Sunday, March 22, 2009

Fasces As A Symbol of Roman Power and Authority

The word fasces comes from the Latin word fascis which means bundle. The fasces was a bundle of white birch rods tied with a red ribbon to form a cylinder. Protruding from the side of the bundle was an axe head. The bundle symbolized unity, the axe power, and the red ribbon careful restraint of that power.

During the period of the Republic, fasces were carried by a group of lictors, who accompanied all public officials granted imperium (power of life and death). Included in this group were Praetors, Consuls, Dictators, and Masters of the Horse. The Axe head was not part of the fasces when it was carried through Rome, indicating that only the assembles had power of life or death within the city.

The fasces were probably adopted from the Etruscans, based on the discovery of an ancient Etruscan Fasces in recent times. That fasces featured a two-headed axe which was a common military weapon during the time of the Etruscan civilization.

Fasces were also adopted by the United States as an important symbol of power.
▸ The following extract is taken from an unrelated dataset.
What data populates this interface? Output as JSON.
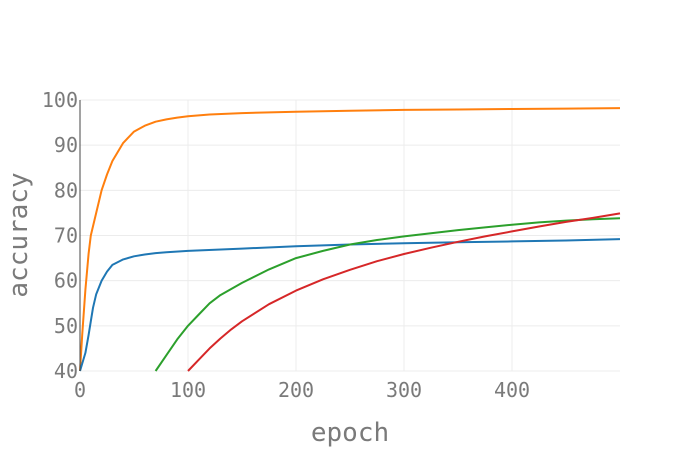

They are displayed in the House of Representatives, Oval Office (no axe), on the Seal of the United States, on the Supreme Court Building, and under the hands of Lincoln in his memorial (no axe).

The Fasces were used as a party symbol by Mussolini during his reign as Italian dictator.


Anonymous said...

that symbol has no business in our house of representatives... in LBJ's autobiographical work there is a photo of LBJ giving his first state of the union address and there is only one fasces installed behind the

Anonymous said...

The angle of that picture only show's one, but if you look at other photos, you'll see there are two, like there's always been.